Bruxelles, 11/05/2005 (Agence Europe) - Dans un discours qu'il a prononcé mardi 10 mai lors d'un colloque sur le thème « Autonomie stratégique de l'Union européenne: ambitions et limites », à l'Ecole militaire à Paris, le président de l'Assemblée de l'UEO, Stef Goris, insiste sur « la véritable autonomie de décision et d'action » que l'Europe doit conquérir sur la scène internationale.
« Pour être un acteur écouté, il faut à l'UE l'autonomie politique et militaire: elle doit en effet assumer une responsabilité politique dans un monde multipolaire où aucun pays européen ne peut plus influer sur les rapports de forces ; la distinction subtile entre politique étrangère et de sécurité commune (PESC), et politique européenne de sécurité et de défense (PESD) n'a plus vraiment de raison d'être dans le monde actuel, car la politique étrangère qui doit viser, entre autres, à assurer la sécurité des citoyens et des biens de l'UE, ne peut s'exercer valablement sans s'appuyer sur un outil militaire crédible », estime Stef Goris. Et le libéral belge (VLD) ajoute: « Ambition, puissance et autonomie sont ainsi les mots-clés qui permettront à l'Europe de sortir de sa paralysie persistante dans le domaine international - en dépit des avancées des dernières années ». Cette autonomie de décision et d'action passe par « une chaîne de commandement indépendante des moyens et capacités de l'OTAN » et une capacité de renseignement à tous les niveaux (recherche, exploitation et diffusion), souligne le président de l'Assemblée qui plaide pour la mise à disposition des satellites d'observation et d'écoute avec gestion coordonnée entre pays membres et traitement centralisé des informations à partir du centre actuel de Torrejon. Mais pour Stef Goris, il faut aussi s'atteler à la création d'une véritable Agence européenne du renseignement et développer des outils permanents de prospective (réflexion stratégique, évaluation des besoins opérationnels et politique de formation et d'entraînement).

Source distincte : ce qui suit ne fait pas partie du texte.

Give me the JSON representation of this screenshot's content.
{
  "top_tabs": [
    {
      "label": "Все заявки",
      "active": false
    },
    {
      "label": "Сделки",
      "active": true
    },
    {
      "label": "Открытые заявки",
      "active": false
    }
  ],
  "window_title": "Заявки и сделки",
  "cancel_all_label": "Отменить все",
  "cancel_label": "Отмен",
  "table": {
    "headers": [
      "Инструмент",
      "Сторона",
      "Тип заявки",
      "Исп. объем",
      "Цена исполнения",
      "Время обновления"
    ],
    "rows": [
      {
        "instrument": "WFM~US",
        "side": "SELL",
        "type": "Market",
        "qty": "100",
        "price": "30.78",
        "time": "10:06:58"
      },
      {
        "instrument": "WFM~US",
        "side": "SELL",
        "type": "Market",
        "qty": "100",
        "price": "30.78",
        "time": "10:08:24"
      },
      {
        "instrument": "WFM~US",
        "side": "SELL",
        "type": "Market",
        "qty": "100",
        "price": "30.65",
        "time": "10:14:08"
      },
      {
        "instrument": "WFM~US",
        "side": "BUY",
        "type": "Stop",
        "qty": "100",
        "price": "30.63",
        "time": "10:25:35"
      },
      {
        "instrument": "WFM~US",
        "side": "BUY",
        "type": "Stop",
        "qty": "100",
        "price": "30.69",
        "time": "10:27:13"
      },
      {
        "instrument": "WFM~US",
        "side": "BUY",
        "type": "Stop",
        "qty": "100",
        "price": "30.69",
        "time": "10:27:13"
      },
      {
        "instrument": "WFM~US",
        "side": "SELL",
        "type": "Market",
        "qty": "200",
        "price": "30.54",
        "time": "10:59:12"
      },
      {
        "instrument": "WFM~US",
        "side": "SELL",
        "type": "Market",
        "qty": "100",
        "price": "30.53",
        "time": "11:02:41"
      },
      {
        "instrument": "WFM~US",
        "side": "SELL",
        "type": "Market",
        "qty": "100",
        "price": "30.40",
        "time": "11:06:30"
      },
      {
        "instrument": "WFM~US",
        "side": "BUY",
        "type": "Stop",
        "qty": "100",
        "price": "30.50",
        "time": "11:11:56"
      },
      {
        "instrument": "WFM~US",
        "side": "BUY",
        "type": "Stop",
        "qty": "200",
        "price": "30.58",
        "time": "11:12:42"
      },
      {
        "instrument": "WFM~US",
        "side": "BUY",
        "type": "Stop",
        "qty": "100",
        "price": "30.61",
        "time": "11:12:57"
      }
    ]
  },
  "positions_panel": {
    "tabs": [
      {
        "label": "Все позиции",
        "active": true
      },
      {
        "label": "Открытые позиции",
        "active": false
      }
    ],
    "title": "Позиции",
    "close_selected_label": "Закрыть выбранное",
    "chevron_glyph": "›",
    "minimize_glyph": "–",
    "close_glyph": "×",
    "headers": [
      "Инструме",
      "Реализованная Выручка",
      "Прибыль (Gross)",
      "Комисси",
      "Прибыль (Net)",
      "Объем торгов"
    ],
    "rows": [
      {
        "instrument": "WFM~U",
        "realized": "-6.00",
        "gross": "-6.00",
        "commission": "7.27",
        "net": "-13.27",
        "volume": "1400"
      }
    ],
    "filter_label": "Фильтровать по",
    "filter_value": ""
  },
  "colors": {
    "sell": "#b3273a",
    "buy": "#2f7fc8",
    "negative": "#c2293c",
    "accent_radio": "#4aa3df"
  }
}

Si « l'Alliance atlantique reste à ce jour le cadre obligé d'une défense collective et surtout de la coopération avec les Etats-Unis ainsi qu'avec les pays non membres de l'OTAN et non membres de l'UE », Stef Goris souligne aussi que « l'OTAN n'est toutefois plus pour les Américains le cadre privilégié de leur engagement militaire ». Et d'expliquer que « le centre de gravité de leurs intérêts dans le monde bascule de l'Atlantique vers l'Asie ». L'autonomie européenne « ne doit pas être vécue comme une sorte de défi au leadership américain, mais comme une évolution naturelle et visionnaire de l'Alliance », affirme le président de l'Assemblée de l'UEO. Stef Goris estime « urgent que se construise une Europe économiquement et politiquement puissante, principale partenaire et alliée respectée des Etats-Unis ». Mais cette Europe doit aussi « développer des capacités militaires crédibles lui permettant d'agir de façon autonome pour la défense de ses intérêts dans le monde (notamment pour assurer seule la stabilité de la périphérie européenne), soit parce que ces intérêts ne seraient pas totalement superposables à ceux des Etats-Unis, soit parce que ceux-ci seraient occupés sur d'autres fronts », poursuit le président Goris pour qui, « l'UE doit devenir un producteur de sécurité externe, mais non un gendarme du monde » (source: notre publication Nouvelles Atlantiques).